A (An?) Historic Event

I’ve been invited to five Presidential Inaugurations, but have never been to one – too much glitz for my tastes.

Generally, I have tried to ignore this quadrennial ritual, but this year that was impossible. One would have to be comatose to have avoided the inauguration of Barack Obama as the 44th President of the United States. One reason the inauguration seemed omnipresent was the $150 million or so spent on the event – three times the second most expensive inaugural. (Perhaps these festivities – along with the Obamas hiring Santa Monica designer Michael S. Smith to decorate the White House living area — were a preamble to the Obama Stimulus package.)

Another reason this inauguration is different is that those who monopolize our eyeballs – Hollywood stars, mainstream media – seem to feel a pride of authorship, if not ownership of the Obama candidacy, so the inaugural was as much their party as the President’s.

That explains the reason the nation’s largest cable carrier created a special “all-Obama channel” for the inauguration. That explains why the Washington Post hired hundreds of people to hawk more than 1.5 million additional copies of the newspaper, and why newspapers in the other major cities followed suit. . That explains why CNN created software which let viewers comment and otherwise “social-network” on Facebook directly from their video players while watching the inauguration, and why MSNBC helped arrange free viewing parties at movie theaters in Stamford and a score of cities and in hundreds of Starbucks on both coasts. That explains why USA Today and other publications created special commemorative editions to sell at a premium – along DVDs, T-shirts, mugs, and other tchotchkes. (Of course, Greenwich Time managed to mar the beautiful cover photo with an advertizing sticker.)

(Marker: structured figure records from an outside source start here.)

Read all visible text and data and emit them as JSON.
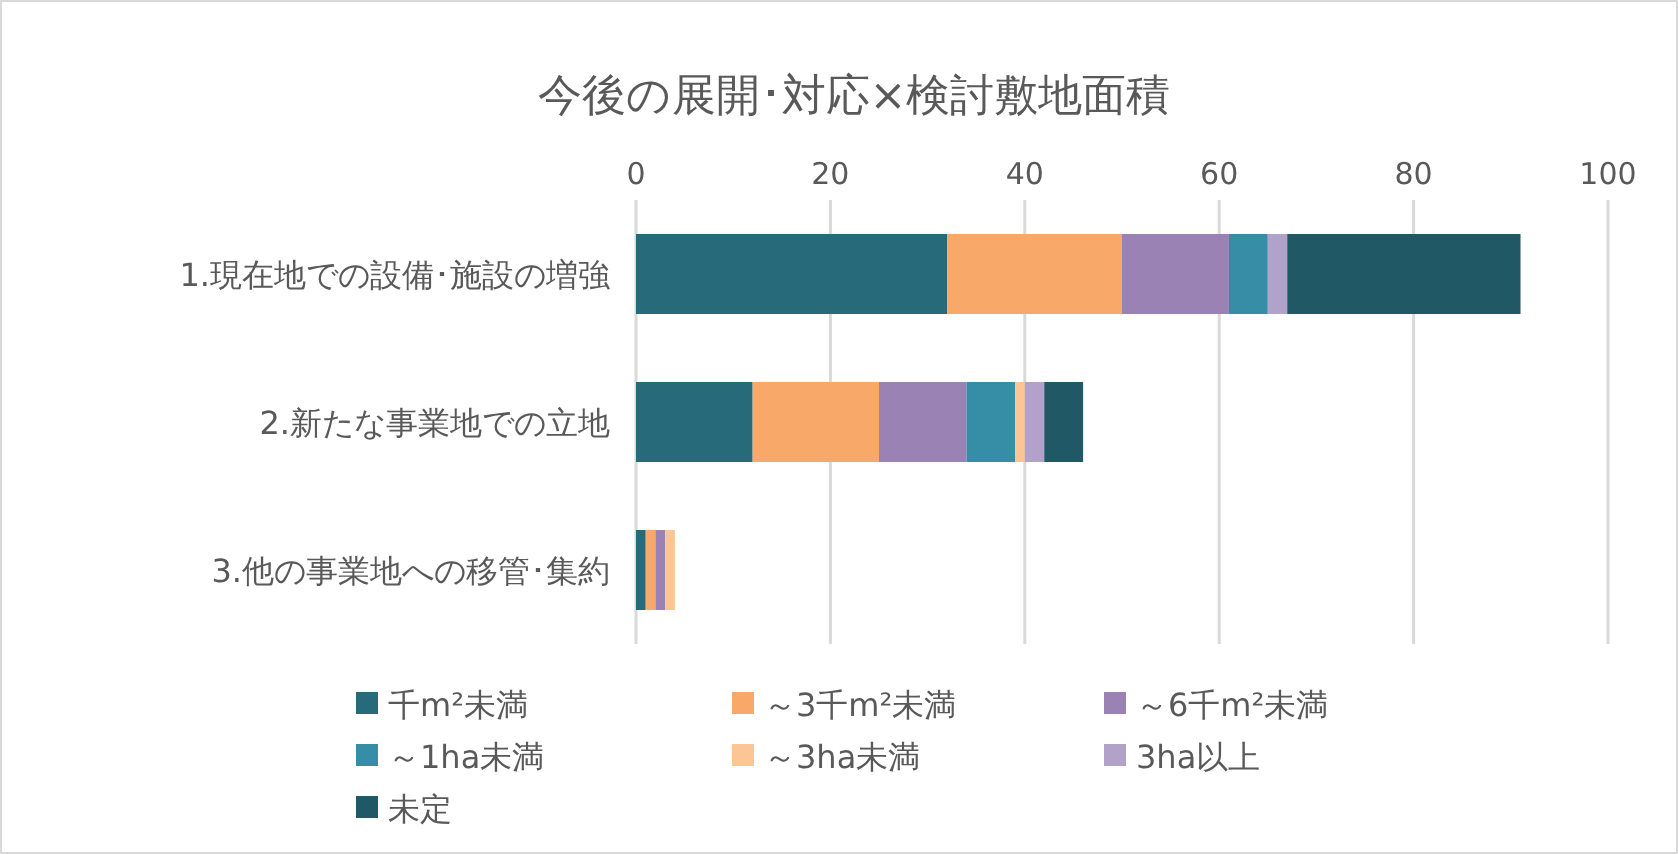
{
  "chart_data": {
    "type": "bar",
    "title": "今後の展開･対応×検討敷地面積",
    "orientation": "horizontal",
    "stacked": true,
    "categories": [
      "1.現在地での設備･施設の増強",
      "2.新たな事業地での立地",
      "3.他の事業地への移管･集約"
    ],
    "series": [
      {
        "name": "千m²未満",
        "color": "#276a7a",
        "values": [
          32,
          12,
          1
        ]
      },
      {
        "name": "～3千m²未満",
        "color": "#f8a96a",
        "values": [
          18,
          13,
          1
        ]
      },
      {
        "name": "～6千m²未満",
        "color": "#9a82b4",
        "values": [
          11,
          9,
          1
        ]
      },
      {
        "name": "～1ha未満",
        "color": "#368ea6",
        "values": [
          4,
          5,
          0
        ]
      },
      {
        "name": "～3ha未満",
        "color": "#fbc596",
        "values": [
          0,
          1,
          1
        ]
      },
      {
        "name": "3ha以上",
        "color": "#b2a2c9",
        "values": [
          2,
          2,
          0
        ]
      },
      {
        "name": "未定",
        "color": "#215866",
        "values": [
          24,
          4,
          0
        ]
      }
    ],
    "xlim": [
      0,
      100
    ],
    "xticks": [
      0,
      20,
      40,
      60,
      80,
      100
    ],
    "grid": "x",
    "legend": "bottom"
  }
}
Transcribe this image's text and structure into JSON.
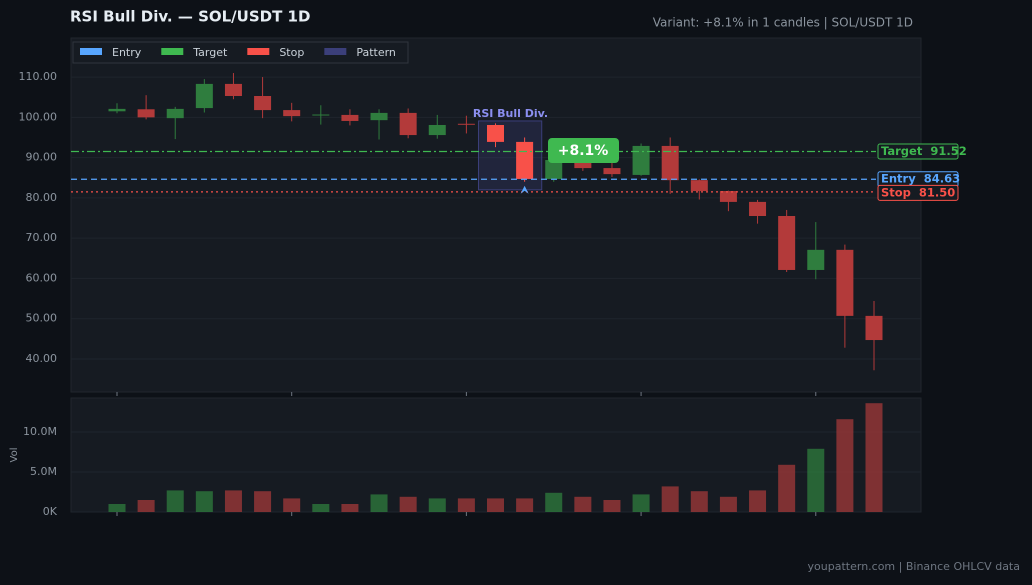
{
  "chart_data": {
    "type": "candlestick",
    "title": "RSI Bull Div.  —  SOL/USDT 1D",
    "subtitle": "Variant: +8.1% in 1 candles  |  SOL/USDT 1D",
    "footer": "youpattern.com  |  Binance OHLCV data",
    "volume_axis_label": "Vol",
    "open": [
      101.5,
      102.0,
      99.8,
      102.3,
      108.3,
      105.3,
      101.8,
      100.5,
      100.6,
      99.3,
      101.1,
      95.6,
      98.4,
      98.1,
      93.9,
      84.7,
      89.4,
      87.4,
      85.7,
      92.9,
      84.4,
      81.7,
      79.0,
      75.5,
      62.1,
      67.1,
      50.7
    ],
    "high": [
      103.5,
      105.5,
      102.6,
      109.5,
      111.0,
      110.0,
      103.6,
      103.0,
      102.0,
      102.0,
      102.2,
      100.6,
      100.4,
      98.5,
      95.0,
      92.0,
      91.0,
      89.5,
      93.5,
      95.0,
      84.6,
      81.8,
      79.5,
      77.0,
      74.0,
      68.4,
      54.4
    ],
    "low": [
      101.0,
      99.5,
      94.6,
      101.2,
      104.5,
      99.8,
      99.0,
      98.2,
      98.0,
      94.5,
      94.8,
      94.7,
      96.0,
      92.6,
      84.0,
      84.0,
      86.7,
      85.2,
      85.5,
      81.0,
      79.6,
      76.7,
      73.6,
      61.6,
      59.8,
      42.8,
      37.2
    ],
    "close": [
      102.1,
      100.0,
      102.1,
      108.3,
      105.3,
      101.8,
      100.3,
      100.7,
      99.1,
      101.1,
      95.6,
      98.1,
      98.3,
      93.9,
      84.7,
      89.4,
      87.4,
      85.9,
      92.9,
      84.4,
      81.7,
      79.0,
      75.5,
      62.1,
      67.1,
      50.7,
      44.7
    ],
    "volume": [
      1000000,
      1500000,
      2700000,
      2600000,
      2700000,
      2600000,
      1700000,
      1000000,
      1000000,
      2200000,
      1900000,
      1700000,
      1700000,
      1700000,
      1700000,
      2400000,
      1900000,
      1500000,
      2200000,
      3200000,
      2600000,
      1900000,
      2700000,
      5900000,
      7900000,
      11600000,
      13600000
    ],
    "up_color": "#2f7d3e",
    "down_color": "#b33a3a",
    "ylim": [
      31.8,
      119.7
    ],
    "yticks": [
      {
        "value": 40,
        "label": "40.00"
      },
      {
        "value": 50,
        "label": "50.00"
      },
      {
        "value": 60,
        "label": "60.00"
      },
      {
        "value": 70,
        "label": "70.00"
      },
      {
        "value": 80,
        "label": "80.00"
      },
      {
        "value": 90,
        "label": "90.00"
      },
      {
        "value": 100,
        "label": "100.00"
      },
      {
        "value": 110,
        "label": "110.00"
      }
    ],
    "y2lim": [
      0,
      14250000
    ],
    "y2ticks": [
      {
        "value": 0,
        "label": "0K"
      },
      {
        "value": 5000000,
        "label": "5.0M"
      },
      {
        "value": 10000000,
        "label": "10.0M"
      }
    ],
    "grid": true,
    "legend": [
      {
        "name": "Entry",
        "color": "#58a6ff"
      },
      {
        "name": "Target",
        "color": "#3fb950"
      },
      {
        "name": "Stop",
        "color": "#f85149"
      },
      {
        "name": "Pattern",
        "color": "#3b3f7a"
      }
    ],
    "levels": [
      {
        "name": "Target",
        "value": 91.52,
        "label": "91.52",
        "color": "#3fb950",
        "dash": "8 3 2 3"
      },
      {
        "name": "Entry",
        "value": 84.63,
        "label": "84.63",
        "color": "#58a6ff",
        "dash": "6 4"
      },
      {
        "name": "Stop",
        "value": 81.5,
        "label": "81.50",
        "color": "#f85149",
        "dash": "2 3"
      }
    ],
    "pattern": {
      "label": "RSI Bull Div.",
      "top": 99.1,
      "bottom": 82.0
    },
    "gain": {
      "value": 8.1,
      "label": "+8.1%"
    }
  }
}
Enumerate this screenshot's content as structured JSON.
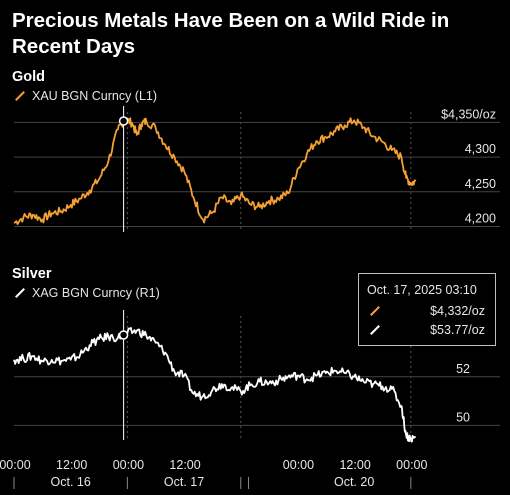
{
  "title": "Precious Metals Have Been on a Wild Ride in Recent Days",
  "tooltip": {
    "date": "Oct. 17, 2025 03:10",
    "gold_value": "$4,332/oz",
    "silver_value": "$53.77/oz"
  },
  "colors": {
    "gold": "#f5a033",
    "silver": "#ffffff",
    "grid": "#444444",
    "tick_text": "#e6e6e6"
  },
  "x_axis": {
    "tick_labels": [
      "00:00",
      "12:00",
      "00:00",
      "12:00",
      "00:00",
      "12:00",
      "00:00"
    ],
    "tick_times": [
      0,
      12,
      24,
      36,
      60,
      72,
      84
    ],
    "date_labels": [
      "Oct. 16",
      "Oct. 17",
      "Oct. 20"
    ],
    "date_centers": [
      12,
      36,
      72
    ],
    "separator_times": [
      0,
      24,
      48,
      84
    ]
  },
  "chart_data": [
    {
      "type": "line",
      "title": "Gold",
      "series": [
        {
          "name": "XAU BGN Curncy (L1)",
          "color": "#f5a033"
        }
      ],
      "x": [
        0,
        2,
        4,
        6,
        8,
        10,
        12,
        14,
        16,
        18,
        20,
        22,
        23.5,
        25,
        26,
        27,
        28,
        30,
        32,
        34,
        36,
        38,
        40,
        42,
        44,
        46,
        48,
        50,
        52,
        54,
        56,
        58,
        60,
        62,
        64,
        66,
        68,
        70,
        72,
        74,
        76,
        78,
        80,
        82,
        83,
        84,
        85
      ],
      "y": [
        4205,
        4213,
        4217,
        4210,
        4219,
        4222,
        4231,
        4240,
        4252,
        4268,
        4295,
        4340,
        4355,
        4349,
        4332,
        4348,
        4352,
        4342,
        4318,
        4300,
        4280,
        4242,
        4210,
        4220,
        4242,
        4232,
        4245,
        4232,
        4228,
        4237,
        4240,
        4248,
        4282,
        4305,
        4323,
        4329,
        4337,
        4346,
        4353,
        4343,
        4330,
        4322,
        4310,
        4300,
        4270,
        4262,
        4265
      ],
      "ylim": [
        4192,
        4365
      ],
      "y_ticks": [
        4350,
        4300,
        4250,
        4200
      ],
      "y_tick_labels": [
        "$4,350/oz",
        "4,300",
        "4,250",
        "4,200"
      ],
      "grid": true
    },
    {
      "type": "line",
      "title": "Silver",
      "series": [
        {
          "name": "XAG BGN Curncy (R1)",
          "color": "#ffffff"
        }
      ],
      "x": [
        0,
        2,
        4,
        6,
        8,
        10,
        12,
        14,
        16,
        18,
        20,
        22,
        24,
        26,
        28,
        30,
        32,
        34,
        36,
        38,
        40,
        42,
        44,
        46,
        48,
        50,
        52,
        54,
        56,
        58,
        60,
        62,
        64,
        66,
        68,
        70,
        72,
        74,
        76,
        78,
        80,
        82,
        83,
        84,
        85
      ],
      "y": [
        52.7,
        52.75,
        52.85,
        52.65,
        52.7,
        52.65,
        52.7,
        52.9,
        53.3,
        53.55,
        53.65,
        53.6,
        53.8,
        53.9,
        53.7,
        53.4,
        53.0,
        52.2,
        52.05,
        51.3,
        51.2,
        51.45,
        51.7,
        51.55,
        51.4,
        51.65,
        51.8,
        51.75,
        51.85,
        52.0,
        52.05,
        51.9,
        52.05,
        52.15,
        52.25,
        52.15,
        52.0,
        51.8,
        51.7,
        51.6,
        51.5,
        50.8,
        49.6,
        49.45,
        49.5
      ],
      "ylim": [
        49.4,
        54.5
      ],
      "y_ticks": [
        52,
        50
      ],
      "y_tick_labels": [
        "52",
        "50"
      ],
      "grid": true
    }
  ]
}
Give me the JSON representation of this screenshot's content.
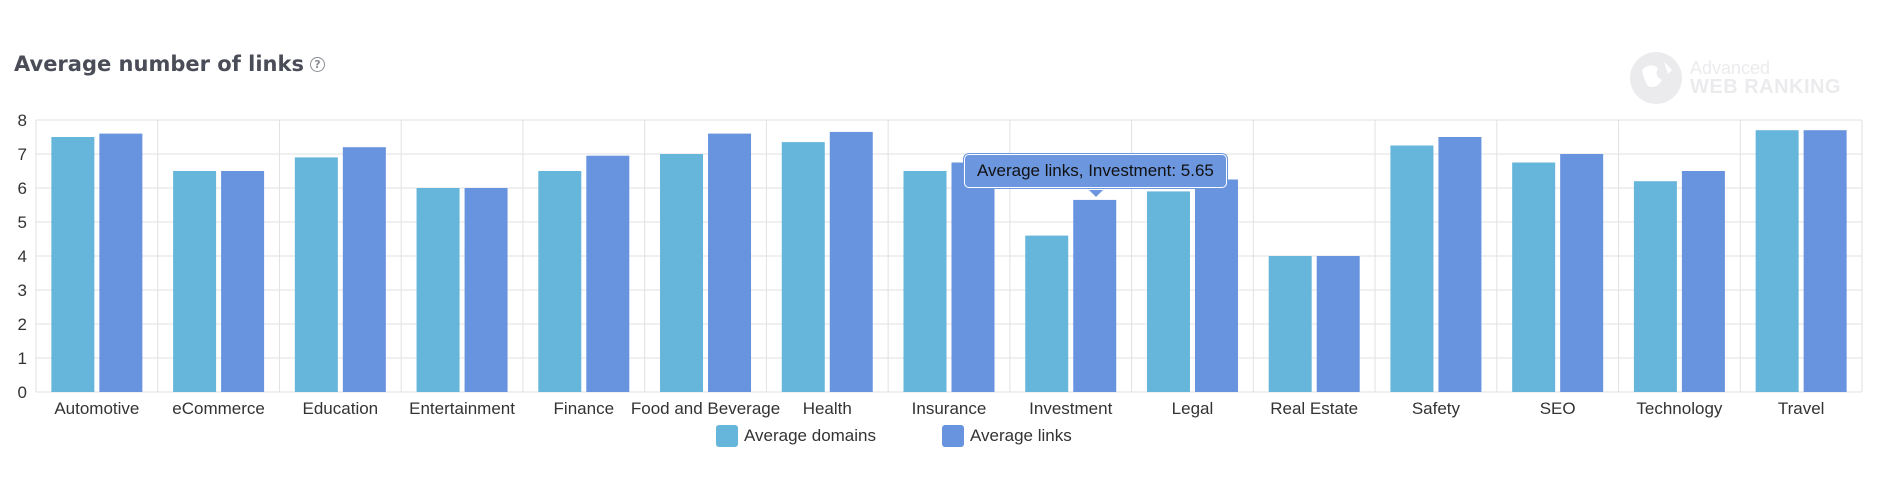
{
  "header": {
    "title": "Average number of links",
    "help_icon": "question-circle-icon"
  },
  "watermark": {
    "line1": "Advanced",
    "line2": "WEB RANKING",
    "icon": "globe-logo-icon"
  },
  "tooltip": {
    "text": "Average links, Investment: 5.65"
  },
  "colors": {
    "domains": "#66b5db",
    "links": "#6893de",
    "grid": "#e2e2e2"
  },
  "chart_data": {
    "type": "bar",
    "title": "Average number of links",
    "categories": [
      "Automotive",
      "eCommerce",
      "Education",
      "Entertainment",
      "Finance",
      "Food and Beverage",
      "Health",
      "Insurance",
      "Investment",
      "Legal",
      "Real Estate",
      "Safety",
      "SEO",
      "Technology",
      "Travel"
    ],
    "series": [
      {
        "name": "Average domains",
        "values": [
          7.5,
          6.5,
          6.9,
          6.0,
          6.5,
          7.0,
          7.35,
          6.5,
          4.6,
          5.9,
          4.0,
          7.25,
          6.75,
          6.2,
          7.7
        ]
      },
      {
        "name": "Average links",
        "values": [
          7.6,
          6.5,
          7.2,
          6.0,
          6.95,
          7.6,
          7.65,
          6.75,
          5.65,
          6.25,
          4.0,
          7.5,
          7.0,
          6.5,
          7.7
        ]
      }
    ],
    "ylim": [
      0,
      8
    ],
    "yticks": [
      "0",
      "1",
      "2",
      "3",
      "4",
      "5",
      "6",
      "7",
      "8"
    ],
    "xlabel": "",
    "ylabel": "",
    "grid": true,
    "legend": "bottom-center"
  }
}
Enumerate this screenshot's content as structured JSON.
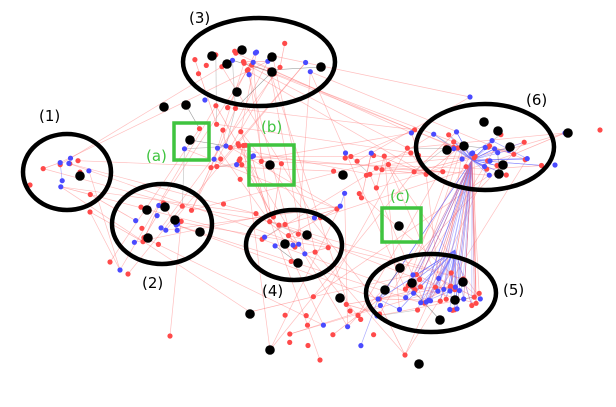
{
  "colors": {
    "red_node": "#ff4a4a",
    "blue_node": "#4a4aff",
    "black_node": "#000000",
    "red_edge": "#ff7070",
    "blue_edge": "#6a6aff",
    "gray_edge": "#9a9a9a",
    "community_outline": "#000000",
    "highlight_box": "#3fc43f",
    "highlight_label": "#3fc43f"
  },
  "communities": [
    {
      "id": "c1",
      "label": "(1)"
    },
    {
      "id": "c2",
      "label": "(2)"
    },
    {
      "id": "c3",
      "label": "(3)"
    },
    {
      "id": "c4",
      "label": "(4)"
    },
    {
      "id": "c5",
      "label": "(5)"
    },
    {
      "id": "c6",
      "label": "(6)"
    }
  ],
  "highlights": [
    {
      "id": "a",
      "label": "(a)"
    },
    {
      "id": "b",
      "label": "(b)"
    },
    {
      "id": "c",
      "label": "(c)"
    }
  ]
}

But undeniably this inauguration was different because it marked a historic moment for this great country. (Follow link to see why “a historic” is preferred to “an historic.”) Remarkably, in the bicentennial year of the birth of the Great Emancipator, Abraham Lincoln, America’s first African-American took the oath of office as our nation’s 44th President. So things around America were done differently for this inauguration than for all past inaugurals.

Because it was historic my son’s public university suspended classes during the inaugural. Because it was historic, my daughters’ private school abandoned their no-television in school rule and broadcast the ceremony during lunch. Because it was historic, UConn Stamford broadcast the event. Because it was historic, NYC school teachers were required to accompany their classes to locations where they could watch the swearing-in (even though some teachers didn’t want to watch and felt it was a violation of their rights to be forced to watch).

Because it was historic, Greenwich First Selectman Peter Tesei had the Greenwich Library and the Town Hall Meeting Room opened to the public to watch the event. Because it was historic, the Fox News Channel broadcast their coverage on large screens at New York’s Times Square, and the Associated Press found a way to let those at work pick which of the seven live anchored and raw feeds from around Washington to watch on their computers.

Why does all this matter?

These special plans in response to this historic event should serve as a blueprint for another historic inaugural I hope to see in my lifetime (one I might just attend) – the inauguration of our first woman President. It will be a blueprint, unless of course, that first woman President is my choice, Sarah Palin, in which case these plans probably won’t be emulated and this list will serve as an indictment of the hypocrisy of the those “enlightened elite” who believe only they know what is historic.